Consider a row of group $G$'s multiplication table by fixing a column element $g \in G$. We can use this row to define a set $R_g = \{ gh : h \in G \}$. To prove that every row contains every element of $G$ exactly once, it suffices to show (1) $R_g = G$ and (2) Each entry in the row contains a unique element of $G$.
(1) To prove $R_g = G$, we show that $R_g \subseteq G$ and $Rg \supseteq G$.
( $\subseteq$ ) Let $k \in R_g$. By definition of $R_g$, $k = gh$ for $g, h \in G$. Since $gh \in G$ by closure of groups, it follows that $k \in G$.
( $\supseteq$ ) Let $k \in G$. Every element of $G$ has an inverse, so certainly $g^{-1}k \in G$. Then $g(g^{-1}k) \in R_g$ by definition of $R_g$.

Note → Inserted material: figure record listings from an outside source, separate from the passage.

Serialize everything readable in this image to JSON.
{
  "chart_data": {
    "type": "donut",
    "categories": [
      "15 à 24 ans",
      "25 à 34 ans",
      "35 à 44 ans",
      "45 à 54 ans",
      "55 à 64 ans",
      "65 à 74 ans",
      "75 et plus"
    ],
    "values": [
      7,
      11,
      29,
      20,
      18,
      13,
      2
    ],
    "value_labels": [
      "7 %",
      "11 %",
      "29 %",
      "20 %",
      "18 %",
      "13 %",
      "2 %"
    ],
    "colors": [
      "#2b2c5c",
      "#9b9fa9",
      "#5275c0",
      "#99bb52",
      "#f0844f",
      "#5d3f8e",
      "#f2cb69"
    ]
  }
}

Then $g(g^{-1}k) = (gg^{-1})k = ek = k \in R_g$, where the first equality holds by associativity of elements in $G$.
So $R_g = G$ as desired.
(2) To prove that the row corresponding to $g$ contains all elements of $G$ exactly once, consider two entries $gh$ and $gk$ for $h, k \in G$. Note that $gh = gk \Leftrightarrow h = k$. But by construction of the multiplication table, there is only one entry for each element of $G$. Thus, entries are unique.
With (1) and (2) it follows that each row of $G$'s multiplication table contains all elements of $G$ exactly once. $\square$
Best Answer
This looks OK but you're making a mountain out of a molehill, this is a one-liner.
Suppose a group has distinct elements $a,b,c,d$, and $ab=d$ and $ac=d$ then $b=a^{-1}ab=a^{-1}d=a^{-1}ac=c$. So the multiplication table for $a$ cannot contain duplicates, and hence must contain all of the elements exactly once.
(The condition $ab=d$ and $ac=d$ is equivalent to having two identical elements ($d$) in the multiplication table for $a$. This is a "proof by contradiction".)